Your washer and dryer might be the hardest-working appliances in your home. Every now and then, both need a little TLC.
Three big reasons to clean your washer and how to do it:
1. You’ve just washed items either soiled with bodily fluids (blech), cooking oils, or products containing petroleum derivatives (including topical medications, lotions, and creams) OR which have worn or used recently by someone who is sick.
Body fluids and sickness call for sanitization and/or disinfecting. Run your machine empty for one full cycle using the hottest possible water (140–150°F) with about one cup of chlorine bleach. Newer machines might have a sanitize cycle built in (that means super-hot water), but, if you don’t know for sure that the water temp will be at least above 140°F, add chlorine bleach or other laundry disinfectant just to be safe. For top-loading machines, allow the drum to fill, add a disinfecting agent, let it swish around for a bit, then turn the machine off to soak for about an hour before completing the wash cycle. For front-loading machines add bleach to the dispenser as you normally would.
To de-oil or degrease a washing machine, run empty with either a detergent-containing bleach or detergent/bleach combo.
2. You live in a region with hard water (water high in minerals that can leave lime scale and other damaging deposits behind). Those deposits build up in the inner workings of your machine and pipes, causing wear and tear and less efficient and effective cleaning.
To remove hard-water deposits, run your machine empty with hot water plus a cup or so of either white vinegar, lemon juice, baking soda, or a commercial solution (such as CLR) specifically formulated for removing calcium, lime, rust and other deposits. For top loaders, fill then add your preferred solution as described above; for front loaders, make a solution with water first, then add to the drum before running.
3. You forgot to promptly move a load of laundry from washer to dryer, allowing perfect conditions for growing mold and mildew.
To prevent mold and mildew from ever starting, sanitize at least once a month following instructions above and get in a habit of leaving the door of your machine open when not in use so the inner workings can air dry.

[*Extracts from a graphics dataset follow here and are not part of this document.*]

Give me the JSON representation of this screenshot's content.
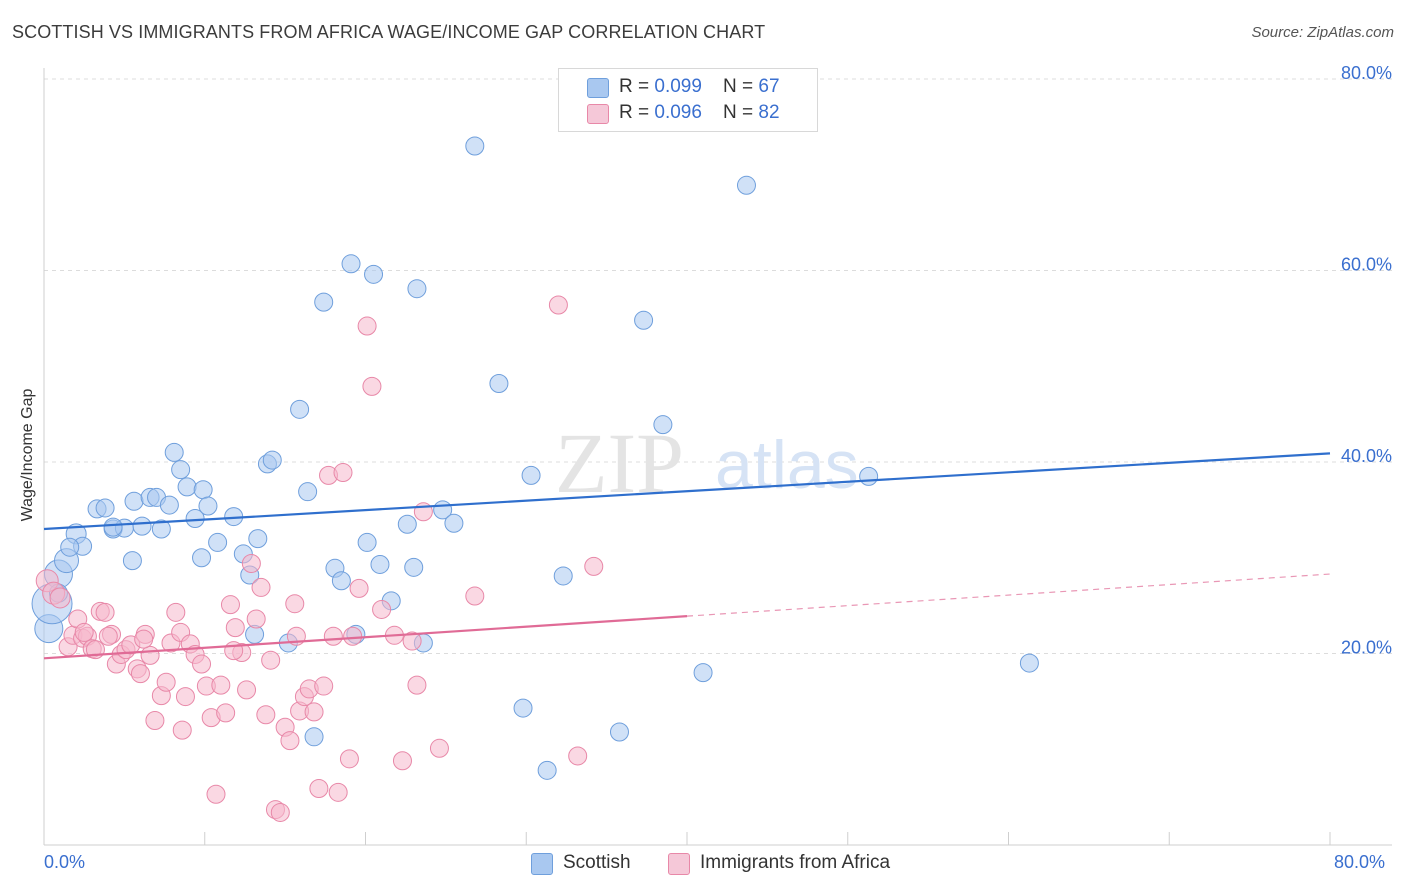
{
  "title": "SCOTTISH VS IMMIGRANTS FROM AFRICA WAGE/INCOME GAP CORRELATION CHART",
  "source": "Source: ZipAtlas.com",
  "watermark": {
    "zip": "ZIP",
    "atlas": "atlas"
  },
  "legend": {
    "series1": {
      "r_label": "R = ",
      "r_value": "0.099",
      "n_label": "N = ",
      "n_value": "67"
    },
    "series2": {
      "r_label": "R = ",
      "r_value": "0.096",
      "n_label": "N = ",
      "n_value": "82"
    }
  },
  "bottom_legend": [
    "Scottish",
    "Immigrants from Africa"
  ],
  "x_tick_labels": {
    "left": "0.0%",
    "right": "80.0%"
  },
  "colors": {
    "blue_fill": "#a9c8f0",
    "blue_stroke": "#6f9fdc",
    "blue_line": "#2f6fcd",
    "pink_fill": "#f5b8cc",
    "pink_stroke": "#e888a8",
    "pink_line": "#e06b96",
    "tick_text": "#3a6fcf",
    "grid": "#dcdcdc"
  },
  "chart_data": {
    "type": "scatter",
    "title": "SCOTTISH VS IMMIGRANTS FROM AFRICA WAGE/INCOME GAP CORRELATION CHART",
    "xlabel": "",
    "ylabel": "Wage/Income Gap",
    "xlim": [
      0,
      80
    ],
    "ylim": [
      0,
      80
    ],
    "y_ticks": [
      {
        "value": 20,
        "label": "20.0%"
      },
      {
        "value": 40,
        "label": "40.0%"
      },
      {
        "value": 60,
        "label": "60.0%"
      },
      {
        "value": 80,
        "label": "80.0%"
      }
    ],
    "x_ticks": [
      {
        "value": 0,
        "label": "0.0%"
      },
      {
        "value": 80,
        "label": "80.0%"
      }
    ],
    "series": [
      {
        "name": "Scottish",
        "color": "#6f9fdc",
        "trend": {
          "x0": 0,
          "y0": 33.0,
          "x1": 80,
          "y1": 40.9,
          "dashed_from": null
        },
        "points": [
          [
            0.3,
            22.6,
            14
          ],
          [
            0.5,
            25.2,
            20
          ],
          [
            0.9,
            28.3,
            14
          ],
          [
            1.4,
            29.7,
            12
          ],
          [
            2.0,
            32.5,
            10
          ],
          [
            2.4,
            31.2,
            9
          ],
          [
            3.3,
            35.1,
            9
          ],
          [
            3.8,
            35.2,
            9
          ],
          [
            4.3,
            33.0,
            9
          ],
          [
            5.0,
            33.1,
            9
          ],
          [
            5.6,
            35.9,
            9
          ],
          [
            6.1,
            33.3,
            9
          ],
          [
            6.6,
            36.3,
            9
          ],
          [
            7.0,
            36.3,
            9
          ],
          [
            7.3,
            33.0,
            9
          ],
          [
            7.8,
            35.5,
            9
          ],
          [
            8.1,
            41.0,
            9
          ],
          [
            8.5,
            39.2,
            9
          ],
          [
            8.9,
            37.4,
            9
          ],
          [
            9.4,
            34.1,
            9
          ],
          [
            9.9,
            37.1,
            9
          ],
          [
            10.2,
            35.4,
            9
          ],
          [
            10.8,
            31.6,
            9
          ],
          [
            11.8,
            34.3,
            9
          ],
          [
            12.4,
            30.4,
            9
          ],
          [
            12.8,
            28.2,
            9
          ],
          [
            13.3,
            32.0,
            9
          ],
          [
            13.9,
            39.8,
            9
          ],
          [
            14.2,
            40.2,
            9
          ],
          [
            15.2,
            21.1,
            9
          ],
          [
            15.9,
            45.5,
            9
          ],
          [
            16.4,
            36.9,
            9
          ],
          [
            16.8,
            11.3,
            9
          ],
          [
            17.4,
            56.7,
            9
          ],
          [
            18.1,
            28.9,
            9
          ],
          [
            18.5,
            27.6,
            9
          ],
          [
            19.1,
            60.7,
            9
          ],
          [
            20.1,
            31.6,
            9
          ],
          [
            20.5,
            59.6,
            9
          ],
          [
            20.9,
            29.3,
            9
          ],
          [
            21.6,
            25.5,
            9
          ],
          [
            22.6,
            33.5,
            9
          ],
          [
            23.2,
            58.1,
            9
          ],
          [
            23.6,
            21.1,
            9
          ],
          [
            24.8,
            35.0,
            9
          ],
          [
            25.5,
            33.6,
            9
          ],
          [
            26.8,
            73.0,
            9
          ],
          [
            28.3,
            48.2,
            9
          ],
          [
            29.8,
            14.3,
            9
          ],
          [
            30.3,
            38.6,
            9
          ],
          [
            31.3,
            7.8,
            9
          ],
          [
            32.3,
            28.1,
            9
          ],
          [
            35.8,
            11.8,
            9
          ],
          [
            37.3,
            54.8,
            9
          ],
          [
            38.5,
            43.9,
            9
          ],
          [
            41.0,
            18.0,
            9
          ],
          [
            43.7,
            68.9,
            9
          ],
          [
            51.3,
            38.5,
            9
          ],
          [
            61.3,
            19.0,
            9
          ],
          [
            4.3,
            33.2,
            9
          ],
          [
            1.6,
            31.1,
            9
          ],
          [
            0.9,
            26.3,
            9
          ],
          [
            5.5,
            29.7,
            9
          ],
          [
            19.4,
            22.0,
            9
          ],
          [
            13.1,
            22.0,
            9
          ],
          [
            23.0,
            29.0,
            9
          ],
          [
            9.8,
            30.0,
            9
          ]
        ]
      },
      {
        "name": "Immigrants from Africa",
        "color": "#e888a8",
        "trend": {
          "x0": 0,
          "y0": 19.5,
          "x1": 80,
          "y1": 28.3,
          "dashed_from": 40
        },
        "points": [
          [
            0.2,
            27.6,
            11
          ],
          [
            0.6,
            26.3,
            11
          ],
          [
            1.0,
            25.8,
            10
          ],
          [
            1.5,
            20.7,
            9
          ],
          [
            1.8,
            21.9,
            9
          ],
          [
            2.1,
            23.6,
            9
          ],
          [
            2.4,
            21.6,
            9
          ],
          [
            2.7,
            21.8,
            9
          ],
          [
            3.0,
            20.5,
            9
          ],
          [
            3.5,
            24.4,
            9
          ],
          [
            3.8,
            24.3,
            9
          ],
          [
            4.2,
            22.0,
            9
          ],
          [
            4.5,
            18.9,
            9
          ],
          [
            4.8,
            19.9,
            9
          ],
          [
            5.1,
            20.4,
            9
          ],
          [
            5.4,
            20.9,
            9
          ],
          [
            5.8,
            18.4,
            9
          ],
          [
            6.0,
            17.9,
            9
          ],
          [
            6.3,
            22.0,
            9
          ],
          [
            6.6,
            19.8,
            9
          ],
          [
            6.9,
            13.0,
            9
          ],
          [
            7.3,
            15.6,
            9
          ],
          [
            7.6,
            17.0,
            9
          ],
          [
            7.9,
            21.1,
            9
          ],
          [
            8.2,
            24.3,
            9
          ],
          [
            8.5,
            22.2,
            9
          ],
          [
            8.8,
            15.5,
            9
          ],
          [
            9.1,
            21.0,
            9
          ],
          [
            9.4,
            19.9,
            9
          ],
          [
            9.8,
            18.9,
            9
          ],
          [
            10.1,
            16.6,
            9
          ],
          [
            10.4,
            13.3,
            9
          ],
          [
            10.7,
            5.3,
            9
          ],
          [
            11.0,
            16.7,
            9
          ],
          [
            11.3,
            13.8,
            9
          ],
          [
            11.6,
            25.1,
            9
          ],
          [
            11.9,
            22.7,
            9
          ],
          [
            12.3,
            20.1,
            9
          ],
          [
            12.6,
            16.2,
            9
          ],
          [
            12.9,
            29.4,
            9
          ],
          [
            13.2,
            23.6,
            9
          ],
          [
            13.5,
            26.9,
            9
          ],
          [
            13.8,
            13.6,
            9
          ],
          [
            14.1,
            19.3,
            9
          ],
          [
            14.4,
            3.7,
            9
          ],
          [
            14.7,
            3.4,
            9
          ],
          [
            15.0,
            12.3,
            9
          ],
          [
            15.3,
            10.9,
            9
          ],
          [
            15.6,
            25.2,
            9
          ],
          [
            15.9,
            14.0,
            9
          ],
          [
            16.2,
            15.5,
            9
          ],
          [
            16.5,
            16.3,
            9
          ],
          [
            16.8,
            13.9,
            9
          ],
          [
            17.1,
            5.9,
            9
          ],
          [
            17.4,
            16.6,
            9
          ],
          [
            17.7,
            38.6,
            9
          ],
          [
            18.0,
            21.8,
            9
          ],
          [
            18.3,
            5.5,
            9
          ],
          [
            18.6,
            38.9,
            9
          ],
          [
            19.0,
            9.0,
            9
          ],
          [
            19.6,
            26.8,
            9
          ],
          [
            20.1,
            54.2,
            9
          ],
          [
            20.4,
            47.9,
            9
          ],
          [
            21.0,
            24.6,
            9
          ],
          [
            21.8,
            21.9,
            9
          ],
          [
            22.3,
            8.8,
            9
          ],
          [
            22.9,
            21.3,
            9
          ],
          [
            23.2,
            16.7,
            9
          ],
          [
            23.6,
            34.8,
            9
          ],
          [
            24.6,
            10.1,
            9
          ],
          [
            26.8,
            26.0,
            9
          ],
          [
            32.0,
            56.4,
            9
          ],
          [
            33.2,
            9.3,
            9
          ],
          [
            34.2,
            29.1,
            9
          ],
          [
            2.5,
            22.2,
            9
          ],
          [
            4.0,
            21.8,
            9
          ],
          [
            6.2,
            21.5,
            9
          ],
          [
            11.8,
            20.3,
            9
          ],
          [
            15.7,
            21.8,
            9
          ],
          [
            19.2,
            21.8,
            9
          ],
          [
            8.6,
            12.0,
            9
          ],
          [
            3.2,
            20.4,
            9
          ]
        ]
      }
    ]
  }
}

In all cases, once the washer drum is clean, take out and hand wash any removable parts such as lint screens and soap dispensers. For top loaders, release and lift the top of the machine (if possible) and hand clean around the top of the drum. For front loaders, use an everyday household cleaner to gently scrub both the inside of the door and the rubber sealing gasket around opening to the drum (be sure to get into the nooks and crannies). Finish by using a basic surface cleaner on the outside of your machine to remove unsightly lint, detergent spills, etc.
Especially with loads washed in only warm or cold water, you can’t always count on a wash cycle to remove all traces of laundry contaminants. Any time your washing machine needs to be sanitized or disinfected, so too does the inside of your dryer. Even if sanitization or disinfection is not needed, it’s a good practice to clean your dryer every so often to remove trace residues of detergents and other laundry chemicals.
To sanitize or clean or dryer. Make a solution of water with chlorine bleach or other laundry sanitizing solution. Wearing rubber gloves, dip a clean sponge or rag into the solution, wring, then thoroughly wipe out the drum, inside of the dryer door, and any rubber sealing gaskets. Rinse with clean water only to completely remove solution residues.
Clothes dryers are also responsible for nearly 15,000 home fires each year, according to stats from the National Fire Protection Association. About one in four of those fires starts with a failure to keep ventilation systems clear of lint. Even if you religiously clear your dryer’s removable lint screen, some lint passes through with each load, collecting either inside the dryer or in its ventilation tube. To minimize fire hazard, unplug and thoroughly clean all lint-venting equipment at least twice a year. This includes unscrewing and removing the back of the dryer and hand clearing or vacuuming internal ducts where flammable lint sits closest to the dryer’s heating elements. When a venting tube’s interior walls are completely coated with lint, it’s time to replace it.